Norman Pearlstine, 75, will become the first person to lead the Times under the ownership of Dr. Patrick Soon-Shiong, a South African billionaire whose purchase of the paper closed earlier in the day.
“Not only does he have amazing experience with the full knowledge of how a newsroom runs - but he’s amazingly modern and forward-looking,” Soon-Shiong said in a story on the Times website.
“There’s no agenda, other than to make this the best journalistic institution. We’re lucky to be able to capture him,” Soon-Shiong, a surgeon and biotech entrepreneur, said in the Times article.
Pearlstine, who retired from Bloomberg last July and served as an advisor to Soon-Shiong during his purchase of the 136-year-old newspaper, called himself “lucky as hell” to have the opportunity.
“One of the great things that comes with Patrick’s ownership, with local ownership and a willingness to invest, is that it brings a period of stability,” Pearlstine told the Times, which has seen three other top editors come and go in the past year.
Soon-Shiong has also announced that he would move the Times newsroom from its historic headquarters in a 1935 art deco building in downtown Los Angeles to a new campus under construction in suburban El Seguno.

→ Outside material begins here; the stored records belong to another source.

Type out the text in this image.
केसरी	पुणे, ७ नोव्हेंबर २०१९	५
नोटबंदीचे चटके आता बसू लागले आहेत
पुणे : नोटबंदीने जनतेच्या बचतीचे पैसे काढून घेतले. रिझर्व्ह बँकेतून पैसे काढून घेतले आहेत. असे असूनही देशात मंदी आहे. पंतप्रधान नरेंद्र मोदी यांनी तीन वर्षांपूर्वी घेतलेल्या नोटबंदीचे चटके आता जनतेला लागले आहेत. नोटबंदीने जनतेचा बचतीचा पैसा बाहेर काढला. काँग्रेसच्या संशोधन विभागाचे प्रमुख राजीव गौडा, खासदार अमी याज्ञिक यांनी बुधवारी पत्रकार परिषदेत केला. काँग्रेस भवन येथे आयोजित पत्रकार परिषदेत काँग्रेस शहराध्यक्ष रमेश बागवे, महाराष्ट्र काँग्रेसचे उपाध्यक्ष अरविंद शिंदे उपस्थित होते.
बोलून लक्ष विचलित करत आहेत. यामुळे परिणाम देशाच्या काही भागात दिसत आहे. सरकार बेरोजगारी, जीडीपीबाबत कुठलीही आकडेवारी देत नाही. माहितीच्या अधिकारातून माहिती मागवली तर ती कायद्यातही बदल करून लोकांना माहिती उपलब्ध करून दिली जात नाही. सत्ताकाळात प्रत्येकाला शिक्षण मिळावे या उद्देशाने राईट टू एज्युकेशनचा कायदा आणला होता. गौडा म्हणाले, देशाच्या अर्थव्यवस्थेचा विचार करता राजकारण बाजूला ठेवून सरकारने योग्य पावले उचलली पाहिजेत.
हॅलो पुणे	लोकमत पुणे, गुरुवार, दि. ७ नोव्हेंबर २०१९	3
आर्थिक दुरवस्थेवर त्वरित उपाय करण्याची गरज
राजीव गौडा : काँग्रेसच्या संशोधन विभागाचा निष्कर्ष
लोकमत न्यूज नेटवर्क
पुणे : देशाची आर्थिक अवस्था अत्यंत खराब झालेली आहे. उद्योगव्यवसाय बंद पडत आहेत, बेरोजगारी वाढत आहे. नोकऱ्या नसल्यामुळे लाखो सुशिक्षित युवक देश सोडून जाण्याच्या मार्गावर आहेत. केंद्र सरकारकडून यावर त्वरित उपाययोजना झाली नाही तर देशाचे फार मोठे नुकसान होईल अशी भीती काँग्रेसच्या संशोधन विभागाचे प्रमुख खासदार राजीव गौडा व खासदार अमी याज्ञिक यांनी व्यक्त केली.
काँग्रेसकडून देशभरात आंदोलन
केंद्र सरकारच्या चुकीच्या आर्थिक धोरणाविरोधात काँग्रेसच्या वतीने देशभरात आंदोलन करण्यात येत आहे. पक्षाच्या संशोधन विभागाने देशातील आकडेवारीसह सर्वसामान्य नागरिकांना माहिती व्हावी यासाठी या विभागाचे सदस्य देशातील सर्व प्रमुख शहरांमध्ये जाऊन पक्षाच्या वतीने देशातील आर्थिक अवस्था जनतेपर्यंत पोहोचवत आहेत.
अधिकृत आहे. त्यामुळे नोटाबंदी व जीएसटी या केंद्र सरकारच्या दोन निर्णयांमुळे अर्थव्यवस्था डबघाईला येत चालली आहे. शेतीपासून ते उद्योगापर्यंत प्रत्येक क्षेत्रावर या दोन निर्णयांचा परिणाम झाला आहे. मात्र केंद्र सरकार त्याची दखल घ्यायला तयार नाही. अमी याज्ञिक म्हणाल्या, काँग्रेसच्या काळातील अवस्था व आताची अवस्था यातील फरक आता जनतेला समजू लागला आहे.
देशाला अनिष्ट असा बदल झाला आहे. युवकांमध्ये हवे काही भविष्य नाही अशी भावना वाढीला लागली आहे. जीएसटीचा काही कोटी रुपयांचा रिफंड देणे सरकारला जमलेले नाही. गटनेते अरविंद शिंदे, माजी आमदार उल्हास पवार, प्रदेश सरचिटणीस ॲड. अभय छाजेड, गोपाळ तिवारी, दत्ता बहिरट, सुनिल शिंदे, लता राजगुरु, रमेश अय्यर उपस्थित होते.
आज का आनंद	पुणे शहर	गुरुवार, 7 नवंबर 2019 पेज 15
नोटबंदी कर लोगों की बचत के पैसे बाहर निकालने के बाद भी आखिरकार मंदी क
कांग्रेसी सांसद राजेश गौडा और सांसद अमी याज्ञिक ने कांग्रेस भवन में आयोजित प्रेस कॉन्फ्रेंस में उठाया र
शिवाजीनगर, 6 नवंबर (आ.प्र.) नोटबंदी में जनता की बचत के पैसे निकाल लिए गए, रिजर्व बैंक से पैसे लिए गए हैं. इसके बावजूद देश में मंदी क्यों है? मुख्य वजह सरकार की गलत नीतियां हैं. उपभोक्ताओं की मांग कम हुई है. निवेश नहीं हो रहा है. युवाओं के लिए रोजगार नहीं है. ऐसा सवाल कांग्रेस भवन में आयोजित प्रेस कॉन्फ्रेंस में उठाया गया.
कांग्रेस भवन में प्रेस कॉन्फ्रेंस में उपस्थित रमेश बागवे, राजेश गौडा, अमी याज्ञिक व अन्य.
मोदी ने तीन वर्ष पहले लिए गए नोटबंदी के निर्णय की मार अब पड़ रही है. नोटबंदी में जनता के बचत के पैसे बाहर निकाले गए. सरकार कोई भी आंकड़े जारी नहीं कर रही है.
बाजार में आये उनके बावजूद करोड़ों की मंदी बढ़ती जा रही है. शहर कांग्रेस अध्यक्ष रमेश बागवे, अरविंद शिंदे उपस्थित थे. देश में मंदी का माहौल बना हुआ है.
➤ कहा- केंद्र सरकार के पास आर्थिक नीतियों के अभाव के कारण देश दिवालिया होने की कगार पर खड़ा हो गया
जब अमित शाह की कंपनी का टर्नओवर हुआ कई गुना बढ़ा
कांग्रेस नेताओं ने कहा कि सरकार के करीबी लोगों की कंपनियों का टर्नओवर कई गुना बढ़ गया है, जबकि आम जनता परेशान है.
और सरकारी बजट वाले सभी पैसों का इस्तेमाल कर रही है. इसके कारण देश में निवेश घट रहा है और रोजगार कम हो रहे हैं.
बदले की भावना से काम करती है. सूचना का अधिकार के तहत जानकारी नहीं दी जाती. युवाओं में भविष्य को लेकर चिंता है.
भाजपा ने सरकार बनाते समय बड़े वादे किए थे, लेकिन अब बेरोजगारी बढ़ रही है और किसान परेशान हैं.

The billionaire purchased the Times, the San Diego Union Tribune and several other newspapers from the Chicago-based publisher Tronc Inc, formerly Tribune Publishing, for $500 million.
According to the Times, Pearlstine got his start in journalism in 1967, when he was hired as a copy boy for the New York Times after graduating from the University of Pennsylvania with a law degree.
In 1968 he was hired at the Wall Street Journal as a staff reporter and held several other positions before being named executive editor in 1991.
Pearlstine served as executive editor of Time magazine from 1995 to 2005. In 2008 he was hired by Bloomberg as chief content officer.